— Ты забываешь одну важную вещь, Марни.
— Какую?
— Письма.
Она беспомощно развела руками.
— Сколько раз говорить, что я не писала их.
— Тогда все еще более непонятно.
— Не понимаю.
— Если не шкала ты, значит, кто-то другой.
Марни нахмурилась.
— Начинаю понимать.
— Ты сказала, что тебе от меня ничего не надо.
— Да.
— Но тому, кто пишет письма, надо. И это делает жизнь Дэвида, так же как и мою, небезопасной.
— Ты же не думаешь, что кто-то хочет причинить ему вред?
— Не знаю, но это вероятно.
— Что же нам делать?
— Я не хотел тебя волновать. Просто должна знать об этом и постараться мне помочь. Ты кого-то подозреваешь?
— Нет. Дэвид похож на тебя, но это бросается в глаза, только когда вы стоите рядом.
— А как насчет доктора, который принимал Дэвида? У него были какие-то причины шантажировать меня?
— Не знаю. Мы давно переехали из того района, и я о нем ничего не слышала. К тому же он не знает, кто отец мальчика.
— Может быть, Шэрон сказала какой-то подруге?
— Не думаю, но все может быть. Считаешь, что кто-то об этом знал и, когда ты стал знаменитым, решил это использовать?
— Да, очень вероятно.
Задумчиво глядя на кофе, Ло как бы между прочим произнес:
— Пансионат, в котором живет твоя мама, очень дорогой.
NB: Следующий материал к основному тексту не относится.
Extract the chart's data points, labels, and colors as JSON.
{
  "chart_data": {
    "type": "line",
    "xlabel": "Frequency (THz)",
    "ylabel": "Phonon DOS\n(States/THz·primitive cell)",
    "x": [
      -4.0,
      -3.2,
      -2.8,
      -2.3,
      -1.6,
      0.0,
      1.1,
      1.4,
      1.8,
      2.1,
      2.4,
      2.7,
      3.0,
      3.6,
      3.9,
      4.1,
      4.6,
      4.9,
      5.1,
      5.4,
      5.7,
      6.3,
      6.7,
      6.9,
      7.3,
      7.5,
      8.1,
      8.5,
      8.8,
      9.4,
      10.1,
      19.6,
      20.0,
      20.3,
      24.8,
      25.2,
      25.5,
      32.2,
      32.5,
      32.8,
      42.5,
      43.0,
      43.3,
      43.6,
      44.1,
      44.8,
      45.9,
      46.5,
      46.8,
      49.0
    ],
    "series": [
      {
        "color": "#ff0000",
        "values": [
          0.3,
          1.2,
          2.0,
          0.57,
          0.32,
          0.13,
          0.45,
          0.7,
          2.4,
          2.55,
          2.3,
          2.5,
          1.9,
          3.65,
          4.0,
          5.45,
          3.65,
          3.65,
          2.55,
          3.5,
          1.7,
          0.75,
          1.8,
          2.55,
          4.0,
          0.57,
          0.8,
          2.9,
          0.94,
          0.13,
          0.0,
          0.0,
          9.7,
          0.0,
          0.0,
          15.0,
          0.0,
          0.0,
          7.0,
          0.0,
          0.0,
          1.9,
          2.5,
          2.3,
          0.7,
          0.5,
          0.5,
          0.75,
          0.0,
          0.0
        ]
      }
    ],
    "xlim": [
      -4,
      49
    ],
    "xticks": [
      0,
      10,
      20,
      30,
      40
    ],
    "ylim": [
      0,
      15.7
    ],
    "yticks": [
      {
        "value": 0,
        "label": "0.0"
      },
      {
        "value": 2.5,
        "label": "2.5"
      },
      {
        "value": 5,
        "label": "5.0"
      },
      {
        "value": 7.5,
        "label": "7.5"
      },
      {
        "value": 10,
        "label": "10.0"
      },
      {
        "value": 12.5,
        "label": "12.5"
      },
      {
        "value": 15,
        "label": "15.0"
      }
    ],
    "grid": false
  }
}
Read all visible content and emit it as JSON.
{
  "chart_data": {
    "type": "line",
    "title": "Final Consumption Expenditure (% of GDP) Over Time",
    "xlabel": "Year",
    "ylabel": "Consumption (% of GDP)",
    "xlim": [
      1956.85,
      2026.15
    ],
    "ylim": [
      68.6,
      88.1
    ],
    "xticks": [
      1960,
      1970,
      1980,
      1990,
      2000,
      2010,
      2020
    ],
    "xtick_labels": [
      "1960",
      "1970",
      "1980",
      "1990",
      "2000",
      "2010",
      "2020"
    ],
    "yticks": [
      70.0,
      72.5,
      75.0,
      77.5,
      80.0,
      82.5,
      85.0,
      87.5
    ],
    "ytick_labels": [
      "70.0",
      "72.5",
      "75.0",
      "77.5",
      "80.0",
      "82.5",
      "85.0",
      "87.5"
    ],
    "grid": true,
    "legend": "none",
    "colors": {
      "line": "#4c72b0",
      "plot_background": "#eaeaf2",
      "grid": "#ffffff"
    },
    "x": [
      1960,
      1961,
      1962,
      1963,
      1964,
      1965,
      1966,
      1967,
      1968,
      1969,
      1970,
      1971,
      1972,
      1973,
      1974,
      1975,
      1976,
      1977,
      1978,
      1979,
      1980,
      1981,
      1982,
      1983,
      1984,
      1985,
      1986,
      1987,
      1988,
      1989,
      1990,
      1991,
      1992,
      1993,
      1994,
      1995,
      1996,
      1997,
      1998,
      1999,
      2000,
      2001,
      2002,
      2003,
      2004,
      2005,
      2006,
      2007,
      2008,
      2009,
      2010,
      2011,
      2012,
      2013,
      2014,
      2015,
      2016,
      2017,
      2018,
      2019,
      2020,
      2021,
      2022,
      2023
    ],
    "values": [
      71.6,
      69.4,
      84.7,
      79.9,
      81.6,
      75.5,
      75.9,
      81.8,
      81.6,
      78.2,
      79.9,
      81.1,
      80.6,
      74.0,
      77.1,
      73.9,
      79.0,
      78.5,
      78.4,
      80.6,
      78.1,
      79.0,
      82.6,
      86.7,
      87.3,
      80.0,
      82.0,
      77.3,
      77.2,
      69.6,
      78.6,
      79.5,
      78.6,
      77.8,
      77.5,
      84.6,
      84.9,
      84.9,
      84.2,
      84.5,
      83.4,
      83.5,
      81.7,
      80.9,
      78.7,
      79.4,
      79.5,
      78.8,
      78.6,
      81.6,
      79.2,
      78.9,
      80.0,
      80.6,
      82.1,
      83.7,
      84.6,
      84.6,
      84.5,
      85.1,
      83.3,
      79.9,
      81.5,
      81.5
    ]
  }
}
— Он относится к той церкви, где работал папа. Вдовам священников они делают скидку. Конечно, иногда мне было нелегко, но я старалась заработать для себя и Дэвида. Это правда, мы небогаты. Мальчик не всегда мог иметь то, что хотел, и поэтому ценил то, что у него было. Но мы не бедствуем. У него есть все необходимое: еда, дом, одежда и, самое главное, моя любовь.
— Я только хотел…
— Сиди и слушай, — произнесла Марни воинственным тоном, который удивил даже ее саму. — Я люблю Дэвида, он тоже любит меня. Все, о чем ты сейчас думаешь, — как это может отразиться на тебе. Переступи через свой эгоизм и подумай, как это может повлиять на Дэвида. В его возрасте они такие ранимые. Он замечательный мальчик, и я не хочу, чтобы что-то каким-то образом изменило Дэвида. А это может случиться, если он узнает, что его отец — бесстрашный астронавт, который спит с женщинами, только если предохраняется. Как только ты скажешь или намекнешь о чем-то подобном, то пожалеешь, что не в космосе, полковник Кинкейд, — выдохнула она. — А теперь отвези меня домой.
Когда Ло приехал домой, его встретили две особы женского пола. Обе блондинки, обе с карими глазами. У одной две ноги, у другой четыре. Одна была рассержена, другая радовалась.
Белый Лабрадор по кличке Венера бежал к нему по зеленому газону. Собака чуть не сбила его с ног, встала на задние лапы и, пытаясь дотянуться до лица, лизнула.
— Привет, девочка, — сказал Ло, ласково отстраняя ее. Наклонившись, он поднял газету и, свернув ее, бросил. Зная свои обязанности, Венера помчалась за ней с радостным лаем.
Вряд ли Ло мог так же обрадовать другую блондинку, почесав ее за ухом и бросив ей газету. Уже не в первый раз в своей жизни он пожалел, что не все женщины такие же послушные, как его Венера.
— Привет! — Ло улыбнулся своей обезоруживающей улыбкой.
— Ты опоздал всего на час, — в ее голосе чувствовалось раздражение. — Когда я вошла в дом, собака чуть не загрызла меня.
— Она ревнует к другим женщинам.
Он достал из почтового ящика письма и начал просматривать их. Одно письмо привлекло его внимание. Это был обычный белый конверт, надписанный ставшим знакомым почерком. Ло положил его в нагрудный карман, а остальные письма бросил на полированный стол в холле.
— Это все, что ты хочешь сказать?
Венера вытянула шею, протягивая ему газету.
Другая блондинка с ненавистью смотрела на собаку.
— Она чуть не порвала мне колготки.
— Венера защищала дом от посторонних.
— От посторонних? Ты дал мне ключ, сказал, как отключить сигнализацию, просил чувствовать себя как дома.
— Да? Когда это было?
— Когда ты назначил мне свидание.
Девушка была на пятнадцать лет моложе его, не слишком хорошенькая, но ноги у нее росли из подмышек и был такой соблазнительный загар, что он не мог смотреть на нее равнодушно. Все бы друзья обзавидовались, если бы узнали, что она спит с ним.